This is probably the greatest one-time AI "Benchmark" ever made. The foundation companies have been gaming traditional benchmarks for years so that no one can really match those numbers into real-world experience. Car wash test tells me on the other hand what kind of intelligence i can expect.
Yes. Opus could do a lot better, but fails a lot because it doesn't respect the given formatting instructions/output format.
I could modify the tests to emphasize the requirements, but then, what's the point of a test. In real life, we expect the AI to do something if we ask it, especially for agentic use-case or in n8n, because if the output is slightly wrong, the entire workflow fails.
Interesting. This has to do with the "instruction following" aspect, right? I saw that GPT models do a lot higher than Claude on those benchmarks.
I haven't done my own tests, but I did notice a lot of models are very low there. You'll give them specific instructions and they'll ignore them and just pattern match to whatever was the format they saw most commonly during training.
Yup, for example I tell Claude to return ONLY the answer as "LEFT" or "RIGHT".
And it outputs:
**RIGHT**
With markdown bold formatting... This is probably fine in a chat app, but when you use this in a workflow, it will break the workflow if you then have an if check like if(response === 'RIGHT')...
For me it's interesting because no normal person I know would ever inject "because its better for the environment" in anything so small scale so not only it shows they suck, it shows how easy it is to inject side-ideology into simple exchanges.
You don’t know enough people, then. There are a lot of environmentally conscious people who would absolutely first think “because it is close we should walk” and then follow up with the logical conclusion that you can’t walk to wash your car. Many people communicate by sharing their thinking process, I can think of many people who would share their ideology as it pertains to a question like this. A pragmatic environmentalist (hopefully that is all of them) would know that their ideology isn’t consequential but could certainly mention it. After all, you may need to drive your car to the car wash to wash it, but do you need to wash it? Are the chemicals used by the car wash harmful? Are there better ways to keep a car maintained?
Referring to "the normal people you know" is purely anecdotal evidence and can't be used to infer anything at all about "side-ideology". Perhaps you only know people that don't care about the environment?

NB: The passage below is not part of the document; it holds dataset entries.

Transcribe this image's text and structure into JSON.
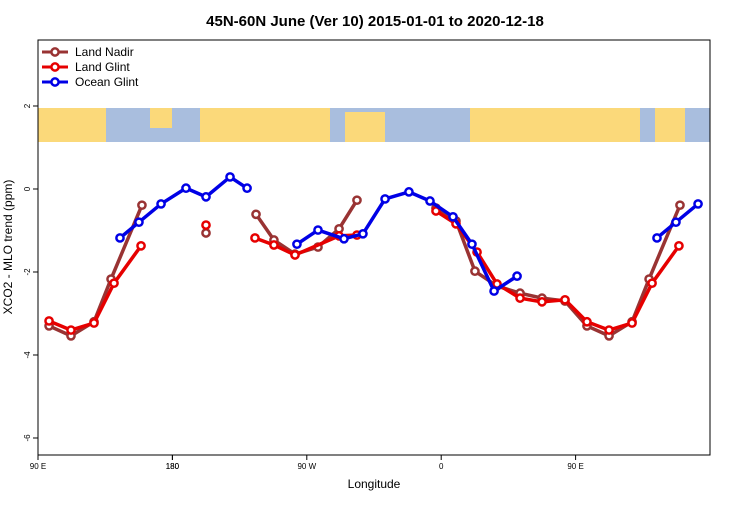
{
  "chart_data": {
    "type": "line",
    "title": "45N-60N June (Ver 10)   2015-01-01 to 2020-12-18",
    "xlabel": "Longitude",
    "ylabel": "XCO2 - MLO trend (ppm)",
    "xlim": [
      90,
      540
    ],
    "ylim": [
      -6.41,
      3.59
    ],
    "xticks": [
      {
        "value": 90,
        "label": "90 E"
      },
      180,
      {
        "value": 270,
        "label": "90 W"
      },
      {
        "value": 360,
        "label": "0"
      },
      {
        "value": 450,
        "label": "90 E"
      },
      180.0001
    ],
    "yticks": [
      -6,
      -4,
      -2,
      0,
      2
    ],
    "legend": "top-left",
    "series": [
      {
        "name": "Land Nadir",
        "color": "#993333",
        "x": [
          97.4,
          112.1,
          127.5,
          138.9,
          159.6,
          181,
          202.5,
          220,
          236.0,
          248.0,
          262.1,
          277.5,
          291.6,
          303.6,
          330,
          356.5,
          369.9,
          382.6,
          397.4,
          412.8,
          427.5,
          442.9,
          457.6,
          472.4,
          487.8,
          499.2,
          519.9
        ],
        "values": [
          -3.3,
          -3.54,
          -3.2,
          -2.17,
          -0.39,
          null,
          -1.06,
          null,
          -0.61,
          -1.23,
          -1.57,
          -1.4,
          -0.96,
          -0.27,
          null,
          -0.46,
          -0.77,
          -1.98,
          -2.34,
          -2.51,
          -2.63,
          -2.7,
          -3.3,
          -3.54,
          -3.2,
          -2.17,
          -0.39
        ]
      },
      {
        "name": "Land Glint",
        "color": "#e60000",
        "x": [
          97.4,
          112.1,
          127.5,
          140.9,
          159.0,
          181,
          202.5,
          220,
          235.3,
          248.0,
          262.1,
          291.6,
          303.6,
          330,
          356.5,
          369.9,
          384.0,
          397.4,
          412.8,
          427.5,
          442.9,
          457.6,
          472.4,
          487.8,
          501.2,
          519.2
        ],
        "values": [
          -3.18,
          -3.4,
          -3.23,
          -2.27,
          -1.37,
          null,
          -0.87,
          null,
          -1.18,
          -1.35,
          -1.59,
          -1.13,
          -1.11,
          null,
          -0.53,
          -0.84,
          -1.52,
          -2.29,
          -2.63,
          -2.72,
          -2.67,
          -3.2,
          -3.4,
          -3.23,
          -2.27,
          -1.37
        ]
      },
      {
        "name": "Ocean Glint",
        "color": "#0000e6",
        "x": [
          144.9,
          157.6,
          172.4,
          189.1,
          202.5,
          218.6,
          230.0,
          245,
          263.4,
          277.5,
          294.9,
          307.6,
          322.4,
          338.4,
          352.5,
          367.9,
          380.6,
          395.4,
          410.8,
          450,
          504.5,
          517.2,
          532.0
        ],
        "values": [
          -1.18,
          -0.8,
          -0.36,
          0.02,
          -0.19,
          0.29,
          0.02,
          null,
          -1.33,
          -0.99,
          -1.2,
          -1.08,
          -0.24,
          -0.07,
          -0.29,
          -0.67,
          -1.33,
          -2.46,
          -2.1,
          null,
          -1.18,
          -0.8,
          -0.36
        ]
      }
    ]
  }
}
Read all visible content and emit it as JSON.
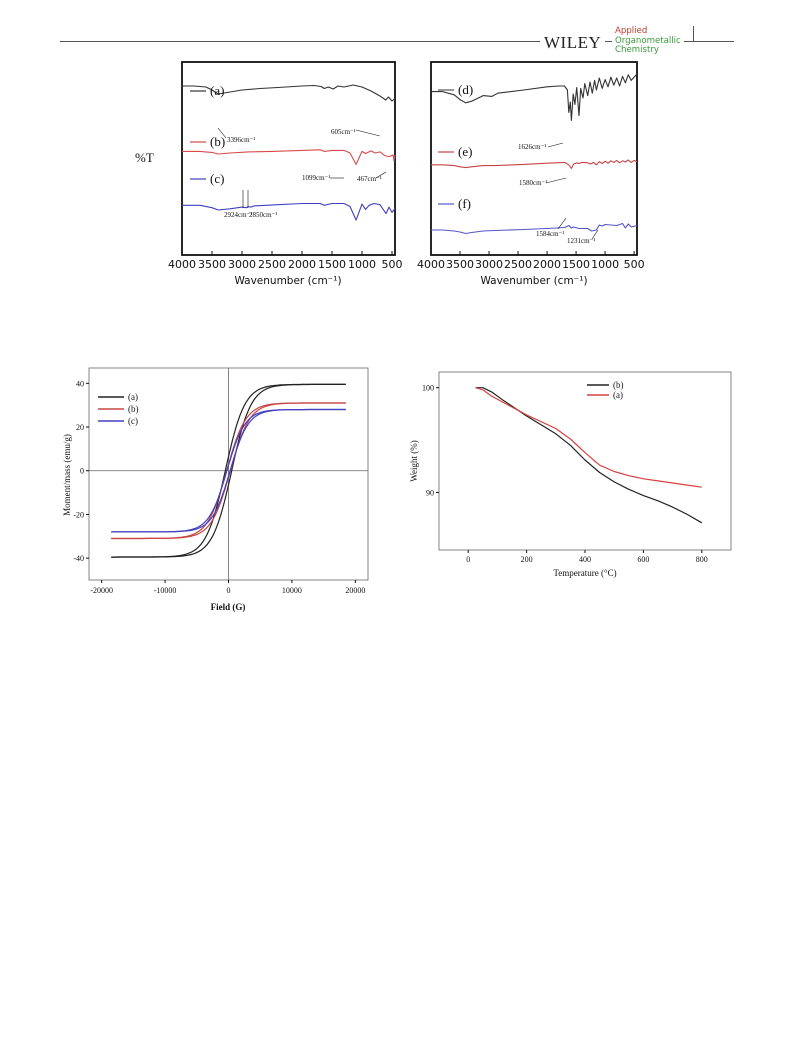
{
  "header": {
    "publisher": "WILEY",
    "journal_lines": [
      "Applied",
      "Organometallic",
      "Chemistry"
    ]
  },
  "ir_left": {
    "ylabel": "%T",
    "xlabel": "Wavenumber (cm⁻¹)",
    "xticks": [
      "4000",
      "3500",
      "3000",
      "2500",
      "2000",
      "1500",
      "1000",
      "500"
    ],
    "series_labels": [
      "(a)",
      "(b)",
      "(c)"
    ],
    "annotations": [
      "3396cm⁻¹",
      "605cm⁻¹",
      "1099cm⁻¹",
      "467cm⁻¹",
      "2924cm⁻¹",
      "2850cm⁻¹"
    ]
  },
  "ir_right": {
    "xlabel": "Wavenumber (cm⁻¹)",
    "xticks": [
      "4000",
      "3500",
      "3000",
      "2500",
      "2000",
      "1500",
      "1000",
      "500"
    ],
    "series_labels": [
      "(d)",
      "(e)",
      "(f)"
    ],
    "annotations": [
      "1626cm⁻¹",
      "1580cm⁻¹",
      "1584cm⁻¹",
      "1231cm⁻¹"
    ]
  },
  "chart_data": [
    {
      "type": "line",
      "xlabel": "Wavenumber (cm⁻¹)",
      "ylabel": "%T",
      "xlim": [
        4000,
        450
      ],
      "x_reversed": true,
      "series": [
        {
          "name": "(a)",
          "color": "#333333",
          "points": [
            [
              4000,
              92
            ],
            [
              3800,
              92
            ],
            [
              3600,
              90
            ],
            [
              3500,
              84
            ],
            [
              3396,
              76
            ],
            [
              3250,
              79
            ],
            [
              3000,
              84
            ],
            [
              2700,
              87
            ],
            [
              2400,
              89
            ],
            [
              2000,
              92
            ],
            [
              1800,
              93
            ],
            [
              1680,
              91
            ],
            [
              1630,
              87
            ],
            [
              1560,
              90
            ],
            [
              1480,
              86
            ],
            [
              1400,
              92
            ],
            [
              1300,
              90
            ],
            [
              1150,
              94
            ],
            [
              1000,
              90
            ],
            [
              850,
              82
            ],
            [
              700,
              72
            ],
            [
              605,
              64
            ],
            [
              560,
              70
            ],
            [
              500,
              62
            ],
            [
              450,
              67
            ]
          ]
        },
        {
          "name": "(b)",
          "color": "#d94b4b",
          "points": [
            [
              4000,
              55
            ],
            [
              3700,
              55
            ],
            [
              3500,
              53
            ],
            [
              3396,
              50
            ],
            [
              3200,
              52
            ],
            [
              2900,
              54
            ],
            [
              2500,
              55
            ],
            [
              2000,
              57
            ],
            [
              1700,
              58
            ],
            [
              1630,
              55
            ],
            [
              1500,
              57
            ],
            [
              1300,
              57
            ],
            [
              1200,
              52
            ],
            [
              1099,
              30
            ],
            [
              1000,
              55
            ],
            [
              940,
              51
            ],
            [
              850,
              56
            ],
            [
              780,
              52
            ],
            [
              700,
              54
            ],
            [
              620,
              47
            ],
            [
              550,
              45
            ],
            [
              480,
              48
            ],
            [
              467,
              37
            ],
            [
              450,
              48
            ]
          ]
        },
        {
          "name": "(c)",
          "color": "#4040c0",
          "points": [
            [
              4000,
              30
            ],
            [
              3700,
              30
            ],
            [
              3500,
              26
            ],
            [
              3396,
              22
            ],
            [
              3200,
              24
            ],
            [
              3000,
              27
            ],
            [
              2924,
              26
            ],
            [
              2900,
              28
            ],
            [
              2850,
              27
            ],
            [
              2800,
              29
            ],
            [
              2400,
              31
            ],
            [
              2000,
              33
            ],
            [
              1700,
              33
            ],
            [
              1630,
              30
            ],
            [
              1500,
              33
            ],
            [
              1300,
              33
            ],
            [
              1200,
              28
            ],
            [
              1099,
              5
            ],
            [
              1000,
              32
            ],
            [
              940,
              23
            ],
            [
              880,
              30
            ],
            [
              800,
              33
            ],
            [
              700,
              31
            ],
            [
              600,
              16
            ],
            [
              550,
              27
            ],
            [
              500,
              18
            ],
            [
              450,
              25
            ]
          ]
        }
      ]
    },
    {
      "type": "line",
      "xlabel": "Wavenumber (cm⁻¹)",
      "xlim": [
        4000,
        450
      ],
      "x_reversed": true,
      "series": [
        {
          "name": "(d)",
          "color": "#333333",
          "points": [
            [
              4000,
              78
            ],
            [
              3800,
              78
            ],
            [
              3600,
              74
            ],
            [
              3500,
              68
            ],
            [
              3400,
              64
            ],
            [
              3300,
              66
            ],
            [
              3100,
              73
            ],
            [
              2950,
              72
            ],
            [
              2850,
              76
            ],
            [
              2400,
              80
            ],
            [
              2000,
              84
            ],
            [
              1800,
              85
            ],
            [
              1700,
              85
            ],
            [
              1650,
              80
            ],
            [
              1626,
              52
            ],
            [
              1600,
              65
            ],
            [
              1580,
              42
            ],
            [
              1550,
              75
            ],
            [
              1520,
              62
            ],
            [
              1490,
              83
            ],
            [
              1450,
              48
            ],
            [
              1420,
              82
            ],
            [
              1380,
              70
            ],
            [
              1350,
              88
            ],
            [
              1300,
              73
            ],
            [
              1260,
              90
            ],
            [
              1220,
              76
            ],
            [
              1180,
              92
            ],
            [
              1150,
              80
            ],
            [
              1100,
              95
            ],
            [
              1050,
              82
            ],
            [
              1000,
              93
            ],
            [
              950,
              84
            ],
            [
              900,
              96
            ],
            [
              850,
              86
            ],
            [
              800,
              95
            ],
            [
              750,
              85
            ],
            [
              700,
              97
            ],
            [
              650,
              89
            ],
            [
              600,
              99
            ],
            [
              550,
              92
            ],
            [
              450,
              100
            ]
          ]
        },
        {
          "name": "(e)",
          "color": "#c74545",
          "points": [
            [
              4000,
              38
            ],
            [
              3800,
              38
            ],
            [
              3600,
              36
            ],
            [
              3500,
              33
            ],
            [
              3400,
              31
            ],
            [
              3300,
              33
            ],
            [
              3100,
              36
            ],
            [
              2900,
              36
            ],
            [
              2400,
              39
            ],
            [
              2000,
              42
            ],
            [
              1700,
              44
            ],
            [
              1626,
              38
            ],
            [
              1600,
              33
            ],
            [
              1580,
              29
            ],
            [
              1540,
              40
            ],
            [
              1480,
              43
            ],
            [
              1450,
              41
            ],
            [
              1400,
              44
            ],
            [
              1300,
              43
            ],
            [
              1250,
              40
            ],
            [
              1200,
              44
            ],
            [
              1150,
              38
            ],
            [
              1100,
              46
            ],
            [
              1050,
              41
            ],
            [
              1000,
              47
            ],
            [
              950,
              42
            ],
            [
              900,
              48
            ],
            [
              850,
              44
            ],
            [
              800,
              49
            ],
            [
              750,
              43
            ],
            [
              700,
              48
            ],
            [
              650,
              45
            ],
            [
              600,
              50
            ],
            [
              550,
              44
            ],
            [
              500,
              49
            ],
            [
              450,
              46
            ]
          ]
        },
        {
          "name": "(f)",
          "color": "#5555c8",
          "points": [
            [
              4000,
              12
            ],
            [
              3800,
              12
            ],
            [
              3600,
              10
            ],
            [
              3500,
              8
            ],
            [
              3400,
              5
            ],
            [
              3300,
              7
            ],
            [
              3100,
              10
            ],
            [
              2900,
              11
            ],
            [
              2400,
              13
            ],
            [
              2000,
              15
            ],
            [
              1700,
              17
            ],
            [
              1620,
              21
            ],
            [
              1584,
              16
            ],
            [
              1540,
              18
            ],
            [
              1450,
              15
            ],
            [
              1300,
              15
            ],
            [
              1231,
              10
            ],
            [
              1150,
              12
            ],
            [
              1100,
              22
            ],
            [
              1050,
              20
            ],
            [
              1000,
              23
            ],
            [
              900,
              22
            ],
            [
              800,
              21
            ],
            [
              700,
              25
            ],
            [
              650,
              16
            ],
            [
              600,
              24
            ],
            [
              550,
              18
            ],
            [
              450,
              21
            ]
          ]
        }
      ]
    },
    {
      "type": "line",
      "xlabel": "Field (G)",
      "ylabel": "Moment/mass (emu/g)",
      "xlim": [
        -22000,
        22000
      ],
      "ylim": [
        -50,
        47
      ],
      "xticks": [
        -20000,
        -10000,
        0,
        10000,
        20000
      ],
      "yticks": [
        -40,
        -20,
        0,
        20,
        40
      ],
      "legend": "top-left",
      "series": [
        {
          "name": "(a)",
          "color": "#222222",
          "ms": 39.5,
          "hc": 500,
          "h0": 1600
        },
        {
          "name": "(b)",
          "color": "#c94545",
          "ms": 31,
          "hc": 300,
          "h0": 1600
        },
        {
          "name": "(c)",
          "color": "#4040c0",
          "ms": 28,
          "hc": 250,
          "h0": 1500
        }
      ]
    },
    {
      "type": "line",
      "xlabel": "Temperature (°C)",
      "ylabel": "Weight (%)",
      "xlim": [
        -100,
        900
      ],
      "ylim": [
        84.5,
        101.5
      ],
      "xticks": [
        0,
        200,
        400,
        600,
        800
      ],
      "yticks": [
        90,
        100
      ],
      "legend": "top-right",
      "series": [
        {
          "name": "(b)",
          "color": "#222222",
          "points": [
            [
              25,
              100.0
            ],
            [
              50,
              100.0
            ],
            [
              80,
              99.6
            ],
            [
              120,
              98.8
            ],
            [
              200,
              97.3
            ],
            [
              300,
              95.6
            ],
            [
              350,
              94.5
            ],
            [
              400,
              93.1
            ],
            [
              450,
              91.9
            ],
            [
              500,
              91.0
            ],
            [
              550,
              90.3
            ],
            [
              600,
              89.7
            ],
            [
              650,
              89.2
            ],
            [
              700,
              88.6
            ],
            [
              750,
              87.9
            ],
            [
              800,
              87.1
            ]
          ]
        },
        {
          "name": "(a)",
          "color": "#d94040",
          "points": [
            [
              25,
              100.0
            ],
            [
              50,
              99.8
            ],
            [
              80,
              99.2
            ],
            [
              120,
              98.6
            ],
            [
              200,
              97.4
            ],
            [
              300,
              96.1
            ],
            [
              350,
              95.1
            ],
            [
              400,
              93.8
            ],
            [
              450,
              92.6
            ],
            [
              500,
              92.0
            ],
            [
              550,
              91.6
            ],
            [
              600,
              91.3
            ],
            [
              650,
              91.1
            ],
            [
              700,
              90.9
            ],
            [
              750,
              90.7
            ],
            [
              800,
              90.5
            ]
          ]
        }
      ]
    }
  ]
}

Majority of people I know care about the environment but they would never inject a phrase like that in a quick exchange about going to wash the car 50m away is my point. In wanting to be a pure heart you missed the actual point.
Yea, of course they wouldn't inject that when going to a car wash.
If the question was: "I want to go to a cafe 50m away. Should I walk or drive?" I would hope that all of my friends would answer quite a bit more pointed than the LLMs: "Walk you lazy son of a ..., why are you even asking?".
Considering that, I'd say that most LLMs are being quite nice.